BBC South West health correspondent
Some patients in Devon have said they are spending hundreds of pounds a year on thyroid drugs which are not routinely prescribed on the NHS.
While liothyronine (T3) can be prescribed by NHS specialists, the standard treatment from other NHS doctors in Devon is levothyroxine – known as T4.
The British Thyroid Foundation said that, despite efforts to work with NHS England to clarify guidance, patients in some parts of the country struggled to get T3 prescriptions.
NHS Devon said its advice for prescribing T3 was out for “specialist review”. The National Institute for Health and Care Excellence (NICE) said there was “currently not enough evidence T3 was safer or more effective long-term than T4”.
The thyroid is a gland in the neck which makes hormones to help control energy levels and growth.
An underactive thyroid can make people feel tired, experience weight gain, low mood and low libido.

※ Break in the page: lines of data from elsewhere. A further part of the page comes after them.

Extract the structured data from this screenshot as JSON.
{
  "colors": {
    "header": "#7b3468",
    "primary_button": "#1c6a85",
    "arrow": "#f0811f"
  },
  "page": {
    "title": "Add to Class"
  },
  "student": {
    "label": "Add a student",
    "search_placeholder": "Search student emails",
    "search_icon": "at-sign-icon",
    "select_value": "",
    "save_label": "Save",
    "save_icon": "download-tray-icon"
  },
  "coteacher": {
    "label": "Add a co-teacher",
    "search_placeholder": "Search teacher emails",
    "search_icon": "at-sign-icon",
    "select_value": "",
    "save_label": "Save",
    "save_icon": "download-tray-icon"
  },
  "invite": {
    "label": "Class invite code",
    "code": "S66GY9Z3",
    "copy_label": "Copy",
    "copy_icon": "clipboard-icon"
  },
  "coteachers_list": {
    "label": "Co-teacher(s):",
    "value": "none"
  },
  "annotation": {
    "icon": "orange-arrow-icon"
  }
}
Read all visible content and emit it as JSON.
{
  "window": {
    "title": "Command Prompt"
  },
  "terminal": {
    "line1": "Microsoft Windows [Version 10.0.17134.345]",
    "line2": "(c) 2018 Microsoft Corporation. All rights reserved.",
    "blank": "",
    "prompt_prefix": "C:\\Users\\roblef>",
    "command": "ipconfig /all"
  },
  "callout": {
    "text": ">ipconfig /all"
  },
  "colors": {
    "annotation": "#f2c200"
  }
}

Vivienne Wells, 68, from Exeter, was diagnosed with an underactive thyroid 18 years ago. She said the hormone replacement T4 worked for 10 years but she then felt like she had “fallen off a cliff”.
“My dose was constantly raised and raised but I felt consistently worse,” she said.
“I couldn’t work. My brain wouldn’t work. I couldn’t think.”
She was referred to an endocrinologist – a hormone specialist – who prescribed a low dose of T3.
Currently only endocrinologists can prescribe the hormone long-term.
Going private
Ms Wells said her brain function improved within two days of taking T3.
She said she wanted a larger dose prescribed long-term, but it was not available on the NHS.
She said she now spent hundreds a year buying T3 and another drug, naturally desiccated thyroid (DCT), from a private UK pharmacist.
“Without these drugs, I wouldn’t function,” she said.
“I wouldn’t be able to get up in the morning and decide what I want to do and achieve it.”
Ms Wells added: “You get more successful treatment in some areas of the country, but a lot of people have to pay privately and a great number of people who need to be treated privately, can’t afford it.”
Jane Chapple, 70, from Exeter, was diagnosed with an underactive thyroid in 2004.
She sources T3 from overseas and in 2020 set up a Devon and south-west England thyroid support group which has more than 500 members.
“I think everybody who needs that drug should have access to it. It shouldn’t be a postcode lottery,” she said.
“It would save the NHS a lot of money if people were treated properly with the drug that suits them best.”
Simon Waters, 56, from Woodbury Salterton, was diagnosed with an overactive thyroid in 1991 and had the last remaining part of his thyroid removed in 2020.
He was prescribed T4 but suffered chronic diarrhoea and tiredness.
He said he was given T3 by a friend and, within hours, his symptoms had stopped.
He now buys T3 from an online pharmacy overseas.
“The big symptom which cleared up almost immediately was diarrhoea. It cleared up within hours of taking the drug.”
NHS Devon said current advice was T3 should only be given by an NHS consultant endocrinologist when being prescribed for hypothyroidism.
The British Thyroid Foundation said this reflected a regional variance in prescribing T3.
It said NHS guidance was unclear and left scope for local prescribing bodies to “de-prescribe, limit prescriptions or not initiate new patients on this treatment”.
The charity said scientific evidence to support the benefits of T3 was unclear so not all endocrinologists were willing to prescribe it. But the charity supported calls for more research.
Julia Priestley, from the charity, said: “We think patients who have been shown to have a clinical need for T3 should be able to access it on the NHS, wherever they live.
“We work with other UK charities to help patients who may benefit from T3 to obtain it fairly, consistently and based on clinical need.
“We also support research to answer unsolved questions about T3’s effectiveness and long-term safety.”
The charity warned that self-sourcing the drug without appropriate medical supervision could be dangerous.
A spokesperson for NHS Devon said it currently had local guidance on the prescribing of liothyronine.
“Updated guidance, which adopts the advice published by NHS England is currently out for specialist review, with a view to be published in the autumn,” it added.
A spokesman said the price of T3 was “significantly higher” than T4.
“Since 2017, the price of T3 has fallen but it is still significantly higher than the price of levothyroxine tablets.”
NHS Devon added some exceptions had been made for a cohort of patients who were found to require T3 following a clinical working group.